There will be a vote Wednesday on Sen. Mark Udall’s amendment. CBS4 Political Specialist Shaun Boyd sat down with the senator to talk about the amendment, and the fallout.
Even Udall expected to take a lot of heat for his amendment, and he has from his own party, but he isn’t backing down.
Udall was the first Democrat to sign on to a balanced budget amendment, and for a long time he went it alone, arguing Congress had no fiscal discipline and the only way to change its buy-now, pay-later mentality was with a constitutional amendment. On Tuesday he made a case for the amendment on the Senate floor.

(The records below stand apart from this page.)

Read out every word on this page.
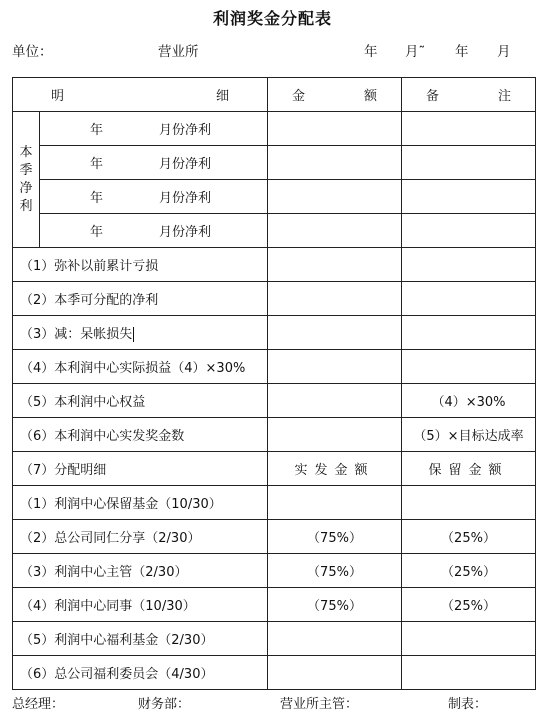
利润奖金分配表
单位：	营业所	年 月˜ 年 月
明 细		金 额	备 注

本
季
净
利	年 月份净利		
	年 月份净利		
	年 月份净利		
	年 月份净利		
（1）弥补以前累计亏损			
（2）本季可分配的净利			
（3）减：呆帐损失			
（4）本利润中心实际损益（4）×30%			
（5）本利润中心权益			（4）×30%
（6）本利润中心实发奖金数			（5）×目标达成率
（7）分配明细		实发金额	保留金额
（1）利润中心保留基金（10/30）			
（2）总公司同仁分享（2/30）		（75%）	（25%）
（3）利润中心主管（2/30）		（75%）	（25%）
（4）利润中心同事（10/30）		（75%）	（25%）
（5）利润中心福利基金（2/30）			
（6）总公司福利委员会（4/30）			
总经理：	财务部：	营业所主管：	制表：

“I’ve had my fair share of ribbing and teasing and harsh comments directed at me,” Udall said.
Udall hails from a family so liberal they’ve been called the Kennedy’s of The West. His father was the late Mo Udall of Arizona, a 30-year congressman and 1976 Democratic presidential candidate. Udall says he’s following his father’s lead.
“My dad, in the first month he was in the Congress, gave a speech about the need for a balanced federal budget,” Udall said.
Fast forward 50 years.
“Make the tough decisions necessary to get our national debt under control,” he said in his speech to Congress.
“If we run our fiscal house in the red we’re going to run our country into the ground,” Udall told Boyd. “There’s no question that’s the direction we’re headed. That’s why I’m very passionate about this.”
He admitted it’s not the first time he’s bucked his party on fiscal matters.
“I supported idea of a line-item veto. I supported the pay-as-you-go process. I looked at and then proposed eliminating earmarks, which we’ve done. I signed on to the initial version of Bowles-Simpson.”
They are positions many Democrats oppose, but Udall says he’s a “Western” Democrat.
“Western progressives, Western Democrats always have been independent-minded. We’ve always understood if you’re going to invest in communities you have to be fiscally responsible.”
Still, his proposal marks the first time since the mid 1990s a Democratic senator has floated a balanced budget amendment. That one failed by one vote.
“I think it’s an uphill climb right now; it’s a big mountain, I’m a mountain climber. We’re going to keep climbing the mountain. If I don’t find the way to put the 2/3rds of the senators behind this, I’m not stopping.”
Udall says he now has support from Republicans and Democrats. His amendment has something for both of them. It protects Social Security revenue from being used for general fund purposes and prohibits tax breaks for people earning more than $1 million a year, unless the country has a budget surplus.